Total de visualizações de página

quinta-feira, 24 de maio de 2018

OS ANJOS SÃO CRIATURAS DE DEUS, QUE É DE TUDO O SENHOR


Antes, porém, de começar a tratar mais exaustivamente da natureza do homem, convém inserir algo a respeito dos anjos; porquanto, visto que, acomodando-se à insofisticada mentalidade das pessoas simples, Moisés não menciona na história da Criação outras obras de Deus, senão aquelas que a nossos olhos se ostentam; entretanto, quando em seguida introduz os anjos na condição de ministros de Deus, podese facilmente concluir que aquele a quem devotam sua atividade e misteres é seu Criador. Portanto, embora Moisés, falando em termos comuns, a partir dos primeiros
rudimentos, não enumere imediatamente os anjos entre as criaturas de Deus, contudo nada impede que, lúcida e explicidamente, refiramos a respeito deles o que a Escritura ensina reiteradamente em outras passagens; porquanto, se ansiamos em conhecer as obras de Deus, de modo algum se deve omitir tão preclaro e nobre
exemplar. Acresce que, para a refutação de muitos erros, mui necessária é esta parte da doutrina.
A preeminência da natureza angélica de tal modo tem obcecado a mente de muitos, que chegaram a pensar que se lhes faz agravo, se fossem, por assim dizer, forçados em sua condição de criaturas a sujeitar-se à autoridade do Deus único. E por isso chegaram a atribuir-lhes certa divindade.
Surgiu também Mani, com sua seita, que engendrou para si dois princípios absolutos: Deus e o Diabo. E a Deus, naturalmente, atribuía a origem das coisas boas, mas as chamadas naturezas más ele as atribuía, por autor, ao Diabo. Se desvario como esse nos mantivesse enredilhada a mente, não se poderia dar a Deus a glória
que ele merece na criação do mundo. Ora, uma vez que, por assim dizer, nada seja mais próprio de Deus que a eternidade, e a auvtousi,a [autousíâ], isto é, a existência própria, aqueles que atribuem isto ao Diabo porventura não estão, de certo modo, a
adorná-lo com o título da divindade?
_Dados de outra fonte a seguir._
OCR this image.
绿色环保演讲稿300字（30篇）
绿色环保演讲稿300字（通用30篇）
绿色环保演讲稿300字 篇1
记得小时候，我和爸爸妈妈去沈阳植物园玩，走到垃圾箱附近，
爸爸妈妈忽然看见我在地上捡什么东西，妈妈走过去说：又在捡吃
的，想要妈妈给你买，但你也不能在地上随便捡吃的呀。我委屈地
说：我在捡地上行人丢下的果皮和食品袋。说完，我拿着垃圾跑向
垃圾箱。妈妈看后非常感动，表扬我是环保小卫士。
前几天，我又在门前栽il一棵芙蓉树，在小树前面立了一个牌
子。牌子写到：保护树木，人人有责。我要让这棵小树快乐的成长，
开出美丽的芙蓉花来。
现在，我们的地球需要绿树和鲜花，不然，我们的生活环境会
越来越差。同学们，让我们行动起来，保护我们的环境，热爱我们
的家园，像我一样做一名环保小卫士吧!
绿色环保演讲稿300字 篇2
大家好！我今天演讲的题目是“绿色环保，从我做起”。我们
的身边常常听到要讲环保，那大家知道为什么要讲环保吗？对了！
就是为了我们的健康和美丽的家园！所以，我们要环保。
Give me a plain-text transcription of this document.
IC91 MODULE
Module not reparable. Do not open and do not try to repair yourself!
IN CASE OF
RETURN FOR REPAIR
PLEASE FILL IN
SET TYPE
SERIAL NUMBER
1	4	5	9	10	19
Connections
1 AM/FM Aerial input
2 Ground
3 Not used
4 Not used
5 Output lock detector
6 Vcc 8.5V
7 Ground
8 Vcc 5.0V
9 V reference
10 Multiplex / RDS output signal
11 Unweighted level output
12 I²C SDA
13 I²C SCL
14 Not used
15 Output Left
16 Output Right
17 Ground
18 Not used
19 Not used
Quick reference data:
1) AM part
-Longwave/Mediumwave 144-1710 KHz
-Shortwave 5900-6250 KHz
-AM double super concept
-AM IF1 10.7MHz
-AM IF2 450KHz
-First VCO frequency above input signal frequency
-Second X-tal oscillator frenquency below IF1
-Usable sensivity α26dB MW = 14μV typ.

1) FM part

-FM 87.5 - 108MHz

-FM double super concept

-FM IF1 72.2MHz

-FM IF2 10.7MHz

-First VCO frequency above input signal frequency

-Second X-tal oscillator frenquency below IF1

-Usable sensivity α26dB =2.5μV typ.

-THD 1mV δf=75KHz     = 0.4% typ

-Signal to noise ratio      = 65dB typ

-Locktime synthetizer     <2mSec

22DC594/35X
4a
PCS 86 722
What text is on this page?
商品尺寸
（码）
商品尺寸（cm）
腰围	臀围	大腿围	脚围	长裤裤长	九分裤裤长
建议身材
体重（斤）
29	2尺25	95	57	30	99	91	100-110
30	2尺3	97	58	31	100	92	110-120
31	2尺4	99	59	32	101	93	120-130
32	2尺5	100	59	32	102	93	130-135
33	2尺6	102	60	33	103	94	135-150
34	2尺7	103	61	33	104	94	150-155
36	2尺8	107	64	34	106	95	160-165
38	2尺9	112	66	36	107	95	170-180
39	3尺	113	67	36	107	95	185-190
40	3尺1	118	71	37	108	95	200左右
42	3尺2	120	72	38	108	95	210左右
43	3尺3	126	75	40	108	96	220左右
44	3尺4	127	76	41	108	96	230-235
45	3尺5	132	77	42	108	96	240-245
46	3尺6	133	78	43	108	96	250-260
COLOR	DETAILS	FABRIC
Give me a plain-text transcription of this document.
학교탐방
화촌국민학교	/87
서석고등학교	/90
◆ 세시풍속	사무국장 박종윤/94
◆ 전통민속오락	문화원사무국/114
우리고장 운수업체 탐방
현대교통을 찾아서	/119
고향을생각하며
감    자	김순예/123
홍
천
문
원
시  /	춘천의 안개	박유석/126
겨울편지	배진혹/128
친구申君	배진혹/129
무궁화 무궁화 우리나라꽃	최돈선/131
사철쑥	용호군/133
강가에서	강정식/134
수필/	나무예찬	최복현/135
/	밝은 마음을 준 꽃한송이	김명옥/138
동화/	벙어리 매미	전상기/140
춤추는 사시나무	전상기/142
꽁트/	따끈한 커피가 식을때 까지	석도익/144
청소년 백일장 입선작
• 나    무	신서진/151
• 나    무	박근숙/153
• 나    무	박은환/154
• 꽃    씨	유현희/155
Onde, pois, a onipotência de Deus, se ao Diabo se concede tal poder que, contra a vontade de Deus e a despeito de sua oposição, leve a bom termo tudo quanto deseja?
Mas o único fundamento que os maniqueus têm – não ser próprio atribuir-se a um Deus bom a criação de qualquer coisa má –, isto nem de leve fere a fé ortodoxa, a qual não admite que no universo inteiro haja alguma natureza má, porquanto nem a depravação e malignidade, seja do homem, seja do Diabo, ou os pecados que daí
nascem, provêm da natureza, mas da corrupção da natureza; nem de início há absolutamente nada que exista em que Deus não haja estampado o selo, tanto de sua sabedoria, quanto de sua justiça.
Portanto, para que se vá de encontro a essas cogitações pervertidas, é necessário elevar a mente mais alto do que nossos olhos possam penetrar. É provável que para este propósito, onde no Credo Niceno Deus é chamado o Criador de todas as coisas,
que também se mencionem expressamente as coisas invisíveis. Contudo, nesta questão de anjos, deve manter-se a medida que a norma da piedade prescreve, para que não aconteça que, especulando além do que se recomenda, os leitores vagueiem
longe da simplicidade da fé. Porque, sendo que o Espírito Santo sempre nos ensina o que nos convém, e as coisas que são de pouca importância para nossa edificação, ou as omite totalmente, ou as toca brevemente e como que de passagem, é também
dever nosso ignorar voluntariamente as coisas que não granjeiam proveito algum.